Sur un geste impérieux du colonel, car la voix lui manqua tout à coup, ses cavaliers s’écartèrent de façon à ne pouvoir rien entendre ; cependant, comme si cette précaution ne lui suffisait pas, il inclina la tête vers le messager.

Que lui dit le Zapote, qui, après s’être si adroitement substitué à Gaspar, jouait seul le rôle du messager véritable ? nous pouvons nous dispenser de le traduire. L’attitude seule du colonel révélait assez le sens des paroles qu’il venait d’entendre.

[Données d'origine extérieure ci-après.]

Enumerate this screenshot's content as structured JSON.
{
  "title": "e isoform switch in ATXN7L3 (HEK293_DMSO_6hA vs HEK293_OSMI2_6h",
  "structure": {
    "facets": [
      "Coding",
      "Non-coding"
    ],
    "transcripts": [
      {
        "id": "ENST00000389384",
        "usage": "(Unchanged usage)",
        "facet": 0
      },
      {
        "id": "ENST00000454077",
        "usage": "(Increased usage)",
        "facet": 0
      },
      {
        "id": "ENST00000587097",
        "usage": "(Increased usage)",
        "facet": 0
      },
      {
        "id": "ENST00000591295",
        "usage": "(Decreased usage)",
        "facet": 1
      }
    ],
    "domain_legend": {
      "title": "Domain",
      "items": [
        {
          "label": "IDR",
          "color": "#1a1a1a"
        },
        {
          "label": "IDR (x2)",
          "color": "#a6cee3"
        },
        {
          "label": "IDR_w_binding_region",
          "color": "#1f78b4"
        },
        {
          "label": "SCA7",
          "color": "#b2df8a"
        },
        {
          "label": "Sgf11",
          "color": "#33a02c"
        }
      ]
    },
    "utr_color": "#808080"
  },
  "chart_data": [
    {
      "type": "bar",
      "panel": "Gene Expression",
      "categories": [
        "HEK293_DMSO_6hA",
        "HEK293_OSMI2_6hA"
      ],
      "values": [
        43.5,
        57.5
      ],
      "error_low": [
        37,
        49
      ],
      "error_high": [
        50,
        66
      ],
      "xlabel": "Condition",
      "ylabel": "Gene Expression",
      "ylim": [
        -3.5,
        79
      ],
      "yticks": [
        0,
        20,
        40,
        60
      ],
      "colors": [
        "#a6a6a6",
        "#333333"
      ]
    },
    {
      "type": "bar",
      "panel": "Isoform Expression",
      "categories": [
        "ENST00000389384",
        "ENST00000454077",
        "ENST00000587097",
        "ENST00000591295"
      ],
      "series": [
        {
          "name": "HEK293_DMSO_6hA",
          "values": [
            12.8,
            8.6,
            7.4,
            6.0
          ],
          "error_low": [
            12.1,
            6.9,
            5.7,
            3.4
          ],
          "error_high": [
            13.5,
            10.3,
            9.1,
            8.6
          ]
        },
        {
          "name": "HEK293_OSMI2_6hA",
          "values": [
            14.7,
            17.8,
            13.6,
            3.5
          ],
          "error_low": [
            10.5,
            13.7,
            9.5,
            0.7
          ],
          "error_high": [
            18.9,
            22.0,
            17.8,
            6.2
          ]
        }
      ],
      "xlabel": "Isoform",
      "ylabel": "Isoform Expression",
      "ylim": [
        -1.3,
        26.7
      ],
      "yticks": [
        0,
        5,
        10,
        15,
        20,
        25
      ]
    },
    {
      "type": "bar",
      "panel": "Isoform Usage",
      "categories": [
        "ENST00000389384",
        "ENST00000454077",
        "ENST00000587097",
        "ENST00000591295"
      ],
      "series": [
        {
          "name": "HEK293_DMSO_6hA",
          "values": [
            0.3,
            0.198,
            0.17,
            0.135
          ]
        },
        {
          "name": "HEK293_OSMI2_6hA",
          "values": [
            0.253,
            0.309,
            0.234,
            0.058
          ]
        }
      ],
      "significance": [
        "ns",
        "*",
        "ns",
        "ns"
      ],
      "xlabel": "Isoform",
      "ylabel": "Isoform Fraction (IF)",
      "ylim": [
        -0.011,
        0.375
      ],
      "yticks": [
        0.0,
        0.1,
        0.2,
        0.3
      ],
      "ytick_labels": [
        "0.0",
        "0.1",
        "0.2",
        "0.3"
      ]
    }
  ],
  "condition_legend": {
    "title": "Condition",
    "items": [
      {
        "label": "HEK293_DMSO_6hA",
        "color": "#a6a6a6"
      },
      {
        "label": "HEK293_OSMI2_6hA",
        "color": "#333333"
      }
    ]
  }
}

Soutenu d’une main à la longue crinière du Roncador, comme à un point d’appui dont il avait besoin pour se maintenir en selle, le colonel Tres-Villas étouffa un cri de bonheur ; puis il cacha vivement dans sa poitrine un objet que lui remit le messager, qui, à son tour, sur un mot de don Rafael, fit un saut prodigieux en témoignage de la joie folle qu’il éprouvait.

Alors le colonel tira son poignard, et ses cavaliers purent l’entendre dire à demi-voix au Zapote :

« Dieu ne voulait donc pas que cet homme mourût, puisque c’est à présent qu’il vous envoie vers moi ? »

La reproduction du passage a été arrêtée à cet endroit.